I gave up on the pass then and it did affect my riding behavior, a lot. I’m shocked at how much. I still ride the train or the bus to work. That gets metro about $20 a month in fares during the school year, and during the summer…about $8. I used to buy the pass all summer. I just don’t use my office to write in the way some of my colleagues do; I work at home.

I used to go out with friends and just have one of them drop me at a Metro station–after all, I had the pass–but now I just fire up Lyft, or accept the ride home I’m always offered. I’m not that social any more, so my nights out can be counted on one hand. Even during the teaching portion of the year, I’m way ahead not buying passes at all.

Maybe Metro is better off not having to serve me, but I don’t think so.

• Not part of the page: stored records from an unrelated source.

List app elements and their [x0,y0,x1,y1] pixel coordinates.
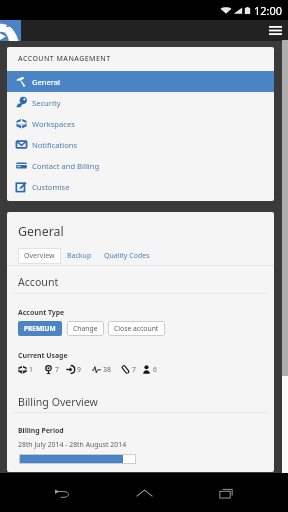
staticText: Quality Codes [104,251,150,261]
staticText: Contact and Billing [32,161,100,171]
button[interactable]: Logo home [0,20,21,41]
button[interactable]: Notifications [7,134,274,155]
staticText: Overview [24,251,55,261]
button[interactable]: Menu [262,20,288,41]
button[interactable]: Workspaces [7,113,274,134]
staticText: Billing Overview [18,395,98,409]
button[interactable]: Contact and Billing [7,155,274,176]
button[interactable]: Back [42,473,82,512]
staticText: Workspaces [32,119,75,129]
button[interactable]: Recent apps [206,473,246,512]
button[interactable]: Security [7,92,274,113]
staticText: Backup [67,251,92,261]
button[interactable]: PREMIUM [18,321,62,336]
staticText: Close account [114,324,159,333]
staticText: 7 [55,365,59,374]
staticText: 9 [77,365,81,374]
staticText: Account Type [18,308,65,317]
staticText: ACCOUNT MANAGEMENT [18,54,111,64]
button[interactable]: Customise [7,176,274,197]
staticText: Account [18,275,59,289]
staticText: PREMIUM [24,324,56,333]
staticText: 28th July 2014 - 28th August 2014 [18,440,127,449]
button[interactable]: Change [67,321,104,336]
staticText: 1 [29,365,33,374]
staticText: Customise [32,182,70,192]
staticText: 12:00 [254,3,283,18]
staticText: Billing Period [18,426,64,435]
staticText: 6 [153,365,157,374]
staticText: Notifications [32,140,78,150]
staticText: Security [32,98,61,108]
button[interactable]: General [7,71,274,92]
button[interactable]: Close account [108,321,165,336]
staticText: General [32,77,60,87]
staticText: Current Usage [18,351,68,360]
staticText: 7 [132,365,136,374]
button[interactable]: Overview [18,248,61,264]
button[interactable]: Home [124,473,164,512]
staticText: 38 [103,365,111,374]
staticText: Change [73,324,98,333]
staticText: General [18,223,64,240]
button[interactable]: Quality Codes [98,248,156,264]
button[interactable]: Backup [61,248,98,264]
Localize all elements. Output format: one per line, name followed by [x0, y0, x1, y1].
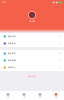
staticText: 优惠券包: [8, 42, 16, 45]
button[interactable]: 我的订单: [0, 33, 64, 40]
button[interactable]: 退出登录: [0, 74, 64, 79]
staticText: 张小明: [29, 20, 35, 23]
button[interactable]: 分类: [16, 91, 32, 100]
staticText: 地址管理: [8, 52, 16, 55]
button[interactable]: 我的: [48, 91, 64, 100]
button[interactable]: 购物车: [32, 91, 48, 100]
staticText: 分类: [23, 96, 25, 98]
staticText: 我的订单: [8, 35, 16, 38]
button[interactable]: 我的收藏: [0, 57, 64, 64]
staticText: 设置中心: [8, 66, 16, 69]
staticText: 我的: [55, 96, 57, 98]
staticText: 购物车: [38, 96, 42, 98]
staticText: 首页: [7, 96, 9, 98]
staticText: 退出登录: [28, 75, 36, 78]
button[interactable]: 地址管理: [0, 50, 64, 57]
staticText: 9:41: [2, 2, 6, 4]
button[interactable]: 设置中心: [0, 64, 64, 71]
staticText: 我的收藏: [8, 59, 16, 62]
button[interactable]: 首页: [0, 91, 16, 100]
button[interactable]: 优惠券包: [0, 40, 64, 47]
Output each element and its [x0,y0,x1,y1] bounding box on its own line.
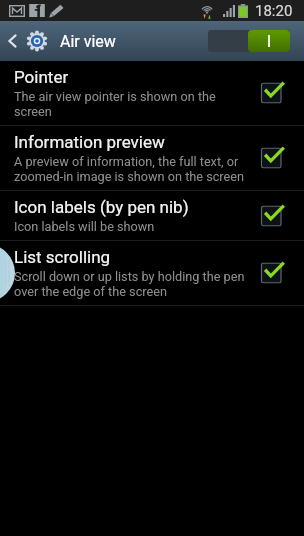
staticText: Icon labels will be shown [14,219,155,234]
staticText: Pointer [14,67,69,87]
staticText: Air view [60,32,116,51]
staticText: Information preview [14,132,165,152]
button[interactable]: Air view on/off [208,30,290,52]
staticText: 18:20 [255,2,293,20]
staticText: A preview of information, the full text,… [14,154,250,184]
staticText: Scroll down or up lists by holding the p… [14,269,250,299]
button[interactable]: Information preview [0,126,304,190]
button[interactable]: List scrolling [0,241,304,305]
button[interactable]: Navigate up [0,21,24,61]
staticText: The air view pointer is shown on the scr… [14,89,250,119]
button[interactable]: Pointer [0,61,304,125]
staticText: Icon labels (by pen nib) [14,197,189,217]
button[interactable]: Icon labels (by pen nib) [0,191,304,240]
staticText: List scrolling [14,247,111,267]
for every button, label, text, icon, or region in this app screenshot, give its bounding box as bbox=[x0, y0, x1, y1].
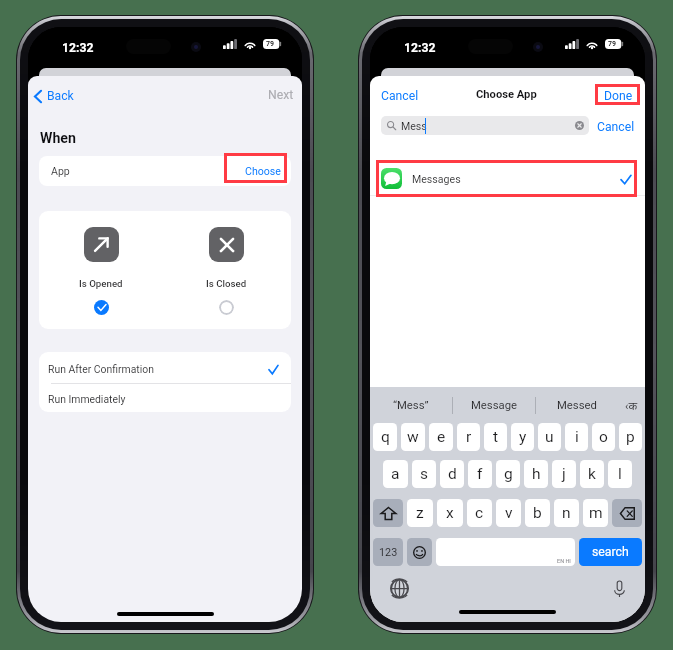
staticText: Next bbox=[268, 88, 294, 102]
staticText: search bbox=[592, 545, 629, 559]
staticText: 123 bbox=[379, 546, 398, 559]
button[interactable]: k bbox=[580, 460, 604, 488]
button[interactable]: Cancel bbox=[379, 87, 421, 105]
button[interactable]: m bbox=[583, 499, 608, 527]
staticText: Messed bbox=[557, 399, 597, 412]
staticText: Is Opened bbox=[79, 278, 123, 289]
staticText: Run Immediately bbox=[48, 393, 126, 405]
staticText: c bbox=[475, 504, 484, 522]
button[interactable]: search bbox=[579, 538, 642, 566]
button[interactable]: c bbox=[467, 499, 492, 527]
staticText: Done bbox=[604, 89, 633, 103]
staticText: k bbox=[588, 465, 596, 483]
button[interactable]: Messages bbox=[370, 162, 645, 195]
staticText: m bbox=[589, 504, 603, 522]
staticText: q bbox=[381, 428, 390, 446]
staticText: ‹क bbox=[625, 398, 638, 413]
button[interactable]: Run Immediately bbox=[39, 384, 291, 412]
button[interactable]: w bbox=[401, 423, 425, 451]
staticText: 79 bbox=[608, 40, 617, 48]
button[interactable]: p bbox=[619, 423, 642, 451]
button[interactable]: q bbox=[373, 423, 397, 451]
staticText: v bbox=[505, 504, 513, 522]
staticText: Back bbox=[47, 89, 74, 103]
other: Dictate bbox=[614, 581, 625, 597]
button[interactable]: h bbox=[524, 460, 548, 488]
staticText: n bbox=[562, 504, 571, 522]
staticText: i bbox=[575, 428, 579, 446]
staticText: Message bbox=[471, 399, 517, 412]
button[interactable]: y bbox=[511, 423, 534, 451]
button[interactable]: z bbox=[407, 499, 433, 527]
staticText: x bbox=[446, 504, 454, 522]
button[interactable]: s bbox=[412, 460, 436, 488]
button[interactable]: f bbox=[468, 460, 492, 488]
button[interactable]: j bbox=[552, 460, 576, 488]
button[interactable]: i bbox=[565, 423, 588, 451]
button[interactable]: u bbox=[538, 423, 561, 451]
staticText: Cancel bbox=[597, 120, 635, 134]
staticText: 12:32 bbox=[62, 41, 94, 55]
staticText: w bbox=[407, 428, 419, 446]
staticText: h bbox=[532, 465, 541, 483]
staticText: a bbox=[391, 465, 400, 483]
staticText: j bbox=[562, 465, 566, 483]
button[interactable]: 123 bbox=[373, 538, 403, 566]
button[interactable]: Is Opened bbox=[79, 227, 123, 315]
button[interactable]: Done bbox=[602, 87, 635, 105]
button[interactable]: Back bbox=[32, 85, 76, 107]
staticText: t bbox=[493, 428, 499, 446]
staticText: g bbox=[504, 465, 513, 483]
staticText: s bbox=[420, 465, 428, 483]
staticText: f bbox=[477, 465, 483, 483]
staticText: 79 bbox=[266, 40, 275, 48]
button[interactable]: x bbox=[437, 499, 463, 527]
button[interactable]: Next bbox=[266, 86, 296, 104]
staticText: App bbox=[51, 165, 70, 177]
button[interactable]: g bbox=[496, 460, 520, 488]
button[interactable]: d bbox=[440, 460, 464, 488]
staticText: b bbox=[533, 504, 542, 522]
staticText: Choose App bbox=[476, 88, 537, 101]
button[interactable]: a bbox=[383, 460, 408, 488]
staticText: 12:32 bbox=[404, 41, 436, 55]
staticText: r bbox=[466, 428, 472, 446]
staticText: e bbox=[437, 428, 446, 446]
staticText: Choose bbox=[245, 165, 281, 177]
button[interactable]: r bbox=[457, 423, 480, 451]
button[interactable]: t bbox=[484, 423, 507, 451]
button[interactable]: o bbox=[592, 423, 615, 451]
button[interactable]: Delete bbox=[612, 499, 642, 527]
button[interactable]: Is Closed bbox=[206, 227, 247, 315]
button[interactable]: n bbox=[554, 499, 579, 527]
button[interactable]: Mess bbox=[381, 116, 589, 135]
other: Change keyboard bbox=[390, 579, 409, 598]
staticText: o bbox=[599, 428, 608, 446]
staticText: y bbox=[519, 428, 527, 446]
staticText: u bbox=[545, 428, 554, 446]
button[interactable]: Choose bbox=[235, 158, 291, 184]
staticText: “Mess” bbox=[393, 399, 429, 412]
button[interactable]: Shift bbox=[373, 499, 403, 527]
staticText: l bbox=[618, 465, 622, 483]
button[interactable]: b bbox=[525, 499, 550, 527]
staticText: Messages bbox=[412, 173, 461, 185]
staticText: Is Closed bbox=[206, 278, 247, 289]
staticText: EN HI bbox=[557, 558, 571, 564]
button[interactable]: v bbox=[496, 499, 521, 527]
button[interactable]: Cancel bbox=[595, 118, 637, 136]
button[interactable]: Run After Confirmation bbox=[39, 352, 291, 383]
staticText: p bbox=[626, 428, 635, 446]
button[interactable]: Emoji bbox=[407, 538, 432, 566]
staticText: z bbox=[416, 504, 424, 522]
staticText: Run After Confirmation bbox=[48, 363, 154, 375]
button[interactable]: e bbox=[429, 423, 453, 451]
staticText: d bbox=[448, 465, 457, 483]
staticText: Mess bbox=[401, 120, 427, 132]
staticText: When bbox=[40, 130, 76, 147]
button[interactable]: EN HI bbox=[436, 538, 575, 566]
button[interactable]: l bbox=[608, 460, 632, 488]
staticText: Cancel bbox=[381, 89, 419, 103]
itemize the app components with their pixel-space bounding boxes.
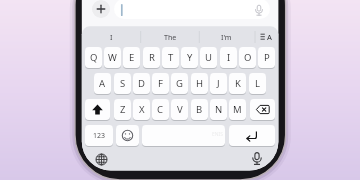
- button[interactable]: [116, 125, 139, 146]
- staticText: Z: [120, 103, 126, 116]
- staticText: S: [120, 77, 126, 90]
- button[interactable]: J: [210, 73, 227, 94]
- button[interactable]: B: [191, 99, 208, 120]
- staticText: F: [158, 77, 163, 90]
- button[interactable]: L: [249, 73, 266, 94]
- button[interactable]: [142, 125, 225, 146]
- button[interactable]: [85, 99, 110, 120]
- staticText: Q: [90, 51, 98, 64]
- button[interactable]: H: [191, 73, 208, 94]
- staticText: N: [215, 103, 223, 116]
- button[interactable]: M: [229, 99, 246, 120]
- staticText: I: [110, 32, 113, 42]
- staticText: A: [99, 77, 106, 90]
- button[interactable]: F: [152, 73, 169, 94]
- staticText: W: [108, 51, 117, 64]
- staticText: D: [138, 77, 145, 90]
- button[interactable]: Q: [85, 47, 102, 68]
- button[interactable]: Z: [114, 99, 131, 120]
- button[interactable]: A: [264, 30, 275, 44]
- staticText: ENIS: [212, 131, 224, 138]
- button[interactable]: P: [258, 47, 275, 68]
- staticText: R: [149, 51, 155, 64]
- staticText: C: [157, 103, 164, 116]
- button[interactable]: S: [114, 73, 131, 94]
- staticText: Y: [187, 51, 193, 64]
- button[interactable]: V: [171, 99, 188, 120]
- staticText: K: [235, 77, 241, 90]
- button[interactable]: O: [239, 47, 256, 68]
- button[interactable]: I: [91, 30, 131, 44]
- button[interactable]: [229, 125, 275, 146]
- staticText: M: [233, 103, 242, 116]
- staticText: I: [227, 51, 231, 64]
- button[interactable]: D: [133, 73, 150, 94]
- staticText: A: [267, 32, 272, 42]
- staticText: 123: [93, 131, 106, 141]
- staticText: H: [196, 77, 204, 90]
- button[interactable]: W: [104, 47, 121, 68]
- button[interactable]: [114, 0, 270, 19]
- button[interactable]: T: [162, 47, 179, 68]
- staticText: X: [139, 103, 145, 116]
- button[interactable]: 123: [85, 125, 113, 146]
- button[interactable]: E: [123, 47, 140, 68]
- staticText: I'm: [221, 32, 232, 42]
- button[interactable]: I: [220, 47, 237, 68]
- button[interactable]: I'm: [206, 30, 246, 44]
- button[interactable]: G: [171, 73, 188, 94]
- staticText: J: [217, 77, 220, 90]
- staticText: V: [177, 103, 183, 116]
- button[interactable]: Y: [181, 47, 198, 68]
- button[interactable]: [249, 151, 265, 167]
- button[interactable]: U: [200, 47, 217, 68]
- button[interactable]: [92, 0, 110, 18]
- button[interactable]: [250, 99, 275, 120]
- button[interactable]: C: [152, 99, 169, 120]
- staticText: U: [205, 51, 212, 64]
- staticText: O: [244, 51, 252, 64]
- button[interactable]: R: [143, 47, 160, 68]
- button[interactable]: The: [150, 30, 190, 44]
- staticText: The: [164, 32, 177, 42]
- button[interactable]: K: [229, 73, 246, 94]
- button[interactable]: N: [210, 99, 227, 120]
- staticText: P: [264, 51, 270, 64]
- button[interactable]: X: [133, 99, 150, 120]
- staticText: T: [168, 51, 174, 64]
- staticText: E: [129, 51, 135, 64]
- staticText: L: [255, 77, 260, 90]
- button[interactable]: A: [94, 73, 111, 94]
- staticText: G: [176, 77, 183, 90]
- staticText: B: [196, 103, 203, 116]
- button[interactable]: [93, 151, 110, 168]
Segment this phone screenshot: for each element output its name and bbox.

And maybe I’m just weird. Maybe everybody else just pays the $100 and hasn’t changed at all.

Or not.

*I can never apply the adjective “excellent” without thinking of Barbara Pym’s Excellent Women, which is an excellent (see what I did there?) novel about the way society uses virtue to exploit women, which once prompted me to block somebody on Facebook for whining “That book is stupid. Why aren’t there any books about Excellent Men, huh? HUH? HUH? Social media is exhausting (and often tedious) enough without having to know that people you know have the same lack of self-awareness and capacity for critical thought as those who brought you Heterosexual Pride Day. That said, Laura Nelson is excellent and not in any pallid Barbara Pym sort of way, but in the badass Barbara Pym who wrote such clever satire sort of way.